Comparison of AI Capital Expenditure of Hyperscale Cloud Providers with Bittensor (TAO) Annual Subsidy Scale
Pricing Predicament: Caught in the Middle
The subnet faces a two-pronged squeeze:
· Upward Pressure: Self-hosting Cap
All models on the platform are open-source, with weights public, running a 70B model on a single H100 costing only $40-50 in total daily costs, and tools like vLLM, Ollama making local deployment extremely simple. NVIDIA's next-gen chip will significantly reduce inference costs. Institutionally self-hosted deployments with sufficient volume will be even cheaper.
· Downward Pressure: Cloud Giants Squeeze
By 2025, AI capital spending by Microsoft, Google, Amazon, Meta exceeds $200 billion, with hardware preferential quotas, dedicated data centers, enterprise customer relations, and the ability to subsidize AI with cash flows from other businesses. Bittensor's annual incentive budget (approximately $360 million) is less than Microsoft's weekly AI infrastructure investment. Professional service providers also subsidize low-cost competition on open-source models using VC funds.
Subnet pricing is compressed into an extremely narrow range and must also bear the unique costs of decentralization: token friction, validation node overhead, subnet owner revenue share, network latency, etc.

Mote Problem
Even if a subnet provides valuable services, the underlying model and approach are inherently open: Covenant-72B adopts the Apache license, and the technical paper is publicly available. Any competitor can directly replicate the TAO ecosystem without participating.

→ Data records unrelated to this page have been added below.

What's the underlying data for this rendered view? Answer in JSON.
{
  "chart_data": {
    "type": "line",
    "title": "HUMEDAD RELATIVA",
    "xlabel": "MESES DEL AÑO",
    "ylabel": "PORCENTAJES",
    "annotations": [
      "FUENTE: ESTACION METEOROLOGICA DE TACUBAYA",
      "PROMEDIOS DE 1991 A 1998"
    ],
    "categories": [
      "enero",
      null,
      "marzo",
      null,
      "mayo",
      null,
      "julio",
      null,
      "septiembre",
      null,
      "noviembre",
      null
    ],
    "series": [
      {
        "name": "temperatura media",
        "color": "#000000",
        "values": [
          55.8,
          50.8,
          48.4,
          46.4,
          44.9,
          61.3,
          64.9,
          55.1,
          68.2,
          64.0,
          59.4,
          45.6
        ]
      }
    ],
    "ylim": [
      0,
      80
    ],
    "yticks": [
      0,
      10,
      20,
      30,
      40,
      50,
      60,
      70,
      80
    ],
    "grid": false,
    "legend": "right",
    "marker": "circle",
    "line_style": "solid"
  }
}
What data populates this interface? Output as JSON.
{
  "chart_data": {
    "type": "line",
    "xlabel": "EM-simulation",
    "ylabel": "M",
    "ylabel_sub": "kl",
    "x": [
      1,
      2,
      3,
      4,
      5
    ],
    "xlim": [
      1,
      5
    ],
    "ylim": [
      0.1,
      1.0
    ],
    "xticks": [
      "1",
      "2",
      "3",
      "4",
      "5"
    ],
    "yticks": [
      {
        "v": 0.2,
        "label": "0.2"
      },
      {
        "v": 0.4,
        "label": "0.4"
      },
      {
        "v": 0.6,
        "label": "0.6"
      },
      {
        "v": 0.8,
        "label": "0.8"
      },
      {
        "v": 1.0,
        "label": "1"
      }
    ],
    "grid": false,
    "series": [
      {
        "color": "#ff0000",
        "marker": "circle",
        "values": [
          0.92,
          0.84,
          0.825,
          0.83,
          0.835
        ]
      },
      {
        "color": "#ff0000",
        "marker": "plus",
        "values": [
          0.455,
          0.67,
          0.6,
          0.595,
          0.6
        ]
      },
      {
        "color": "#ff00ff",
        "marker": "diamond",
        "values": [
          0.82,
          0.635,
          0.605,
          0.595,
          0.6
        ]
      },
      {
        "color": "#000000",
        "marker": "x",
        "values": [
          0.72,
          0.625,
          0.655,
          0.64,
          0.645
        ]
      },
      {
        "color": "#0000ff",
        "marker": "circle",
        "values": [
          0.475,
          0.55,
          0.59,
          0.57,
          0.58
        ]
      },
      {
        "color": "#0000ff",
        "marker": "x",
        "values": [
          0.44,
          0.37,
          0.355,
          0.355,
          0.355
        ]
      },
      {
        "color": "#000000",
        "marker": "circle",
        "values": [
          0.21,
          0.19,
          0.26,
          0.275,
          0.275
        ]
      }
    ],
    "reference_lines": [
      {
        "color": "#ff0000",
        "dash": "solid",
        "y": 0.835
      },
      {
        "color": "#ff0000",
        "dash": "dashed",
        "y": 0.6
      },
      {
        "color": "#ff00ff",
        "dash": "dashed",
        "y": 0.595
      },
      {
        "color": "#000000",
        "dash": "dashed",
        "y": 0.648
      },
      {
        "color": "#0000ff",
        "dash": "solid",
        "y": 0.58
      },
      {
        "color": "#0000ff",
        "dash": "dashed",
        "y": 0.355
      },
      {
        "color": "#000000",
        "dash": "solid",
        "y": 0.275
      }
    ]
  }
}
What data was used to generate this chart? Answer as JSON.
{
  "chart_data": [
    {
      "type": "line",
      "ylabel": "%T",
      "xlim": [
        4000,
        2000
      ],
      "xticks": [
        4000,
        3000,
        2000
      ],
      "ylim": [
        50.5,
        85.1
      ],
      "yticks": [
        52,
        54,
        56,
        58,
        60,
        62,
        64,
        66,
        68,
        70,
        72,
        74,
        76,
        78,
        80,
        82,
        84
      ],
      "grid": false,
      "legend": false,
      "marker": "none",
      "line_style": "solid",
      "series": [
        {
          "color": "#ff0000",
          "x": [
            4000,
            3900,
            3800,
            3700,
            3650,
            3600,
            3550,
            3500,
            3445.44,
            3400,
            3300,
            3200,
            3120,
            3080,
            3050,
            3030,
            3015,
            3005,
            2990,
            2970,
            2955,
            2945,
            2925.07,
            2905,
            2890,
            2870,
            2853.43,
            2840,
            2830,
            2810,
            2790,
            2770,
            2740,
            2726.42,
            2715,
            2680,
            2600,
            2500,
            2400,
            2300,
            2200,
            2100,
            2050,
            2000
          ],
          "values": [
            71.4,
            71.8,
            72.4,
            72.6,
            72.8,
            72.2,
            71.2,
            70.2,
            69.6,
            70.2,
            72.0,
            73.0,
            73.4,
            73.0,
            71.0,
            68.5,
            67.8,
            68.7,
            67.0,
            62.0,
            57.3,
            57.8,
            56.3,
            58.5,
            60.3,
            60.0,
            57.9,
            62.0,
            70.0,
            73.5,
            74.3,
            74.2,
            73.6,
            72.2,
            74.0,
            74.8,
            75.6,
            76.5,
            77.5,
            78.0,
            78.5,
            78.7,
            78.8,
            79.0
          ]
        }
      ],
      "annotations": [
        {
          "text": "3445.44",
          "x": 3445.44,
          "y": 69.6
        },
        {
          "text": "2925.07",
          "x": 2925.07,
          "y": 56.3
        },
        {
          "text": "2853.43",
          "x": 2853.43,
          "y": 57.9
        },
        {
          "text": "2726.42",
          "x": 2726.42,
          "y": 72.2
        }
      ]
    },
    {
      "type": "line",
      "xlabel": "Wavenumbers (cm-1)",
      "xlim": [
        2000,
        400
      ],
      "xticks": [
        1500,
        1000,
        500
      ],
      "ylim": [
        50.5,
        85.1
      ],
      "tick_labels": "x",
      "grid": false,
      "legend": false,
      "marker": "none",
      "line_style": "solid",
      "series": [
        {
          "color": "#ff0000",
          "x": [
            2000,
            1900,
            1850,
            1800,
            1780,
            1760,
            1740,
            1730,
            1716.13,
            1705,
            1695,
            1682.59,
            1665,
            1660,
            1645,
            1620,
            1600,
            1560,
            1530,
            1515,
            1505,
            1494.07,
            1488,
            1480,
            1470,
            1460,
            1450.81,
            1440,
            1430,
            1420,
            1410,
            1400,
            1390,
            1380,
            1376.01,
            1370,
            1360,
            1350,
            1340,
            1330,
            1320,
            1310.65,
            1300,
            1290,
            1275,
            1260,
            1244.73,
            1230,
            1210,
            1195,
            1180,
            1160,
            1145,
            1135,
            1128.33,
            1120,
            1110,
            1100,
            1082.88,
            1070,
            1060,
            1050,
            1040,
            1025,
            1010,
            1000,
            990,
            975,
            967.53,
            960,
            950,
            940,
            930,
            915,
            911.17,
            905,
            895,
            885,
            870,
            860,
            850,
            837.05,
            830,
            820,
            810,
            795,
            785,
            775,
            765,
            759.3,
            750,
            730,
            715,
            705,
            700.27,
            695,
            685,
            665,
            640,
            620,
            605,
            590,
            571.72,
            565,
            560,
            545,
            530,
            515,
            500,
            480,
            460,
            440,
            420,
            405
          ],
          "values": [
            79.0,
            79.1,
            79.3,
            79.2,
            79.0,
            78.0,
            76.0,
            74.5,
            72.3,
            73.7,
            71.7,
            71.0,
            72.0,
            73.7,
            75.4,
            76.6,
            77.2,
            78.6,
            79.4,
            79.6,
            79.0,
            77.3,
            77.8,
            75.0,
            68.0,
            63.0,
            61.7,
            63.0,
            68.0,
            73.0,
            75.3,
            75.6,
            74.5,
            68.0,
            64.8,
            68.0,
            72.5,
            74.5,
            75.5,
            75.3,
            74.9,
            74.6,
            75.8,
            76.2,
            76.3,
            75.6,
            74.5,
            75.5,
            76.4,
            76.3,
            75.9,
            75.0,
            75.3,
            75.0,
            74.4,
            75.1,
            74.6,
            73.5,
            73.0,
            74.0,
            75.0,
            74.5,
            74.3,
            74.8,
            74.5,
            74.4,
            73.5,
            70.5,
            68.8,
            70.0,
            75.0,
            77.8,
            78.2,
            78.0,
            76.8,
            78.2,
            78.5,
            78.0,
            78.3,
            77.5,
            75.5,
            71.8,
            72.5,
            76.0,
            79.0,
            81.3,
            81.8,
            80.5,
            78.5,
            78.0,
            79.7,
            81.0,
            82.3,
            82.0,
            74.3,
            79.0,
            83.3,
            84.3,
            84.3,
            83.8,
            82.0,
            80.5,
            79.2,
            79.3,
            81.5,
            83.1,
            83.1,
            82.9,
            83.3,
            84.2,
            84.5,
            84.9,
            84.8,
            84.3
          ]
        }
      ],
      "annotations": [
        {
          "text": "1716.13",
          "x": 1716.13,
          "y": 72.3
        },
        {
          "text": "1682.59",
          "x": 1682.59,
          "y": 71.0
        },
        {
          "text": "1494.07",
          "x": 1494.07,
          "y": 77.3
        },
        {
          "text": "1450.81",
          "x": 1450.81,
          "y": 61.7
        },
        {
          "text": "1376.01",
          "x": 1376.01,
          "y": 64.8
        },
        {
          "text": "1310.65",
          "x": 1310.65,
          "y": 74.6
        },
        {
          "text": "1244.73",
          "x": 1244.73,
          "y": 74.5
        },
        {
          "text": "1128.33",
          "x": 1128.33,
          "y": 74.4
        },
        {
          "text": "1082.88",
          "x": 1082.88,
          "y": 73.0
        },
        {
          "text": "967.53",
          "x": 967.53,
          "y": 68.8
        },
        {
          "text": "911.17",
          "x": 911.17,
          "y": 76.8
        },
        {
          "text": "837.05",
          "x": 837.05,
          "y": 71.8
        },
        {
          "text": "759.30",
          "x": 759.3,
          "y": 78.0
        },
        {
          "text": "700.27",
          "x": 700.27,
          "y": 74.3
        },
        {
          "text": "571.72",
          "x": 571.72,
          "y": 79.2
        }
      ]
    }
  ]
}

Traditional moats (proprietary technology, network effects, switching costs, brand) do not apply:
· Technology is open-source;
· Network effects belong to TAO, not to individual subnets;
· Model weights are consistent, and user switching costs are zero.
The community believes that the incentive mechanism is the moat, but this relies on continuous large-scale token issuance, and each halving will continue to shrink the incentive budget.
What Is TAO Trading Exactly
With a market capitalization of $2.6 billion, TAO's price does not reflect fundamental demand. An annual revenue of 3–15 million cannot be sustained in any traditional framework. The market trades: Bitcoin-like scarcity, Grayscale ETF expectations, AI sector rotation, and the long-term option value of decentralized AI. These are all reasonable speculative factors but are entirely driven by the supply side and market sentiment.
If you hold TAO based on scarcity and narrative, you may still profit even if demand weakens; but if you believe Bittensor will become a truly scalable AI service network, currently there is no evidence, and it faces insurmountable structural resistance. Investors should clearly differentiate their investment logic.